Gorbachev had struggled over the past five years to develop a consistent majority on the Politburo, which now has 12 full members, and only a series of forced retirements gave him the control that he needed to press ahead with the most immediate reforms.

Under the new party statutes, which must still be ratified as a package, the Politburo would grow to as many as 23 voting members, and the majority would be representatives of outlying republics, ranging from Armenia, Azerbaijan and Georgia in the south to Moldavia and the Ukraine to the Baltic republics in the north and out to Central Asia.


The ruling Politburo currently is chosen by the party’s policy-making Central Committee, a strongly conservative body. The new rule means that the Central Committee would have no control over the core of the Politburo, because the parties in the republics choose their own leaders.

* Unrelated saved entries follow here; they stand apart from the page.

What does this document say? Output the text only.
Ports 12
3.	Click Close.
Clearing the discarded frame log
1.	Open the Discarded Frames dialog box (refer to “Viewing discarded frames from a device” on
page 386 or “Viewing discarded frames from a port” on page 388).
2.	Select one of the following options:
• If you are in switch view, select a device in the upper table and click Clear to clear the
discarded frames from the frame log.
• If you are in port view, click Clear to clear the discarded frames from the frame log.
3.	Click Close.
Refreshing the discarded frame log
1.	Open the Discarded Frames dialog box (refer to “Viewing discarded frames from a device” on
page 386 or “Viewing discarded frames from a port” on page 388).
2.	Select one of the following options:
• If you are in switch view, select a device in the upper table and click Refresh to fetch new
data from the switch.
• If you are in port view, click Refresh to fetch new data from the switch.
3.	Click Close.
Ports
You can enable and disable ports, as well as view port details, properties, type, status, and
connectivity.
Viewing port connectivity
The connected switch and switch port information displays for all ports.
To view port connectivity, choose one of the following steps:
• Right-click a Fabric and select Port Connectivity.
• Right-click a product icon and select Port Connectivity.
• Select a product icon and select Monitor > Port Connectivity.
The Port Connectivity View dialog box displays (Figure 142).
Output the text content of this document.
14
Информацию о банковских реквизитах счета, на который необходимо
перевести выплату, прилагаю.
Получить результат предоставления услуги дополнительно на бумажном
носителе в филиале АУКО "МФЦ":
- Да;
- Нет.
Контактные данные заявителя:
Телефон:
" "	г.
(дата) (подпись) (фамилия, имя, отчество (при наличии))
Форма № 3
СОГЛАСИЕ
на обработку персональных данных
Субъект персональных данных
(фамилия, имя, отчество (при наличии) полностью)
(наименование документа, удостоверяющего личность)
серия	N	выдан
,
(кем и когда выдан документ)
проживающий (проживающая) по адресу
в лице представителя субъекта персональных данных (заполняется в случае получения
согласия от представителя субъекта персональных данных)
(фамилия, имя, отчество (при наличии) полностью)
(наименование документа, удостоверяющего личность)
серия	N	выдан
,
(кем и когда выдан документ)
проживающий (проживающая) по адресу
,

In addition, most of the new Politburo members will not live in Moscow, helping Gorbachev’s long-term plan to transfer power from the party Politburo to the government he heads as president.

With the general secretary and his deputy being chosen by the congress, only six members of the new Politburo would be under direct Central Committee control, and that is expected to have a major impact on both political and economic decisions.

For Gorbachev, this is a major step toward rewriting the country’s basic political charter, a treaty of union among the constituent republics, and thus ensuring, he hopes, the survival of the Soviet Union as an integrated, federal state.

Decentralization would give the republics more power over their own affairs, particularly their economies. Most republican leaders also believe that their areas will fare far better under a market economy than under continued central planning, which they view as taking their resources and giving little in return.

The new Politburo would also include the party’s general secretary as its leader and his deputy, who would oversee the party headquarters. Gorbachev suggested it also include the party secretaries in charge of ideology and of economic and social policy, and delegates said that the country’s premier, Nikolai I. Ryzhkov, would also be a certain candidate. They and others would be elected by the party Central Committee.

The current 12-member Politburo has only two non-Russian members--Eduard A. Shevardnadze, the foreign minister, who is from the southern republic of Georgia, and Ukranian President Vladimir Ivashko. There is only one non-Russian, Latvian Boris Pugo, among the seven candidate, or non-voting, members.

Seven members of the present Politburo indicated last week that they may or will resign in what would be a major shake-up of the leadership.


Gorbachev has given no indication so far as to who he favors as his deputy, who he will nominate to key party secretaryships and who he will give the half a dozen Politburo seats intended for party officials.

The atmosphere at the congress sharpened several times Monday as delegates moved toward a conclusion of their broad political debate, the adoption of resolutions and the election of a new leadership.

The congress, in a reflection of the influence of the more than 300 generals and admirals attending, as well as the conservatism of most of its delegates, approved a statement on defense policy declaring that the Soviet Union remains threatened by the West and calling on the leadership to strengthen the armed forces.

An unexpected issue, however, was a charge by Yakovlev, a close adviser to Gorbachev, that he had become the target of a slander campaign, with his opponents deliberately misquoting and misconstruing his remarks. A special party commission was appointed to see who circulated the materials, which Yakovlev said were bogus.

“I want to tell those who are behind this campaign that they may shorten my life,” he said, “but they will never manage to silence me.”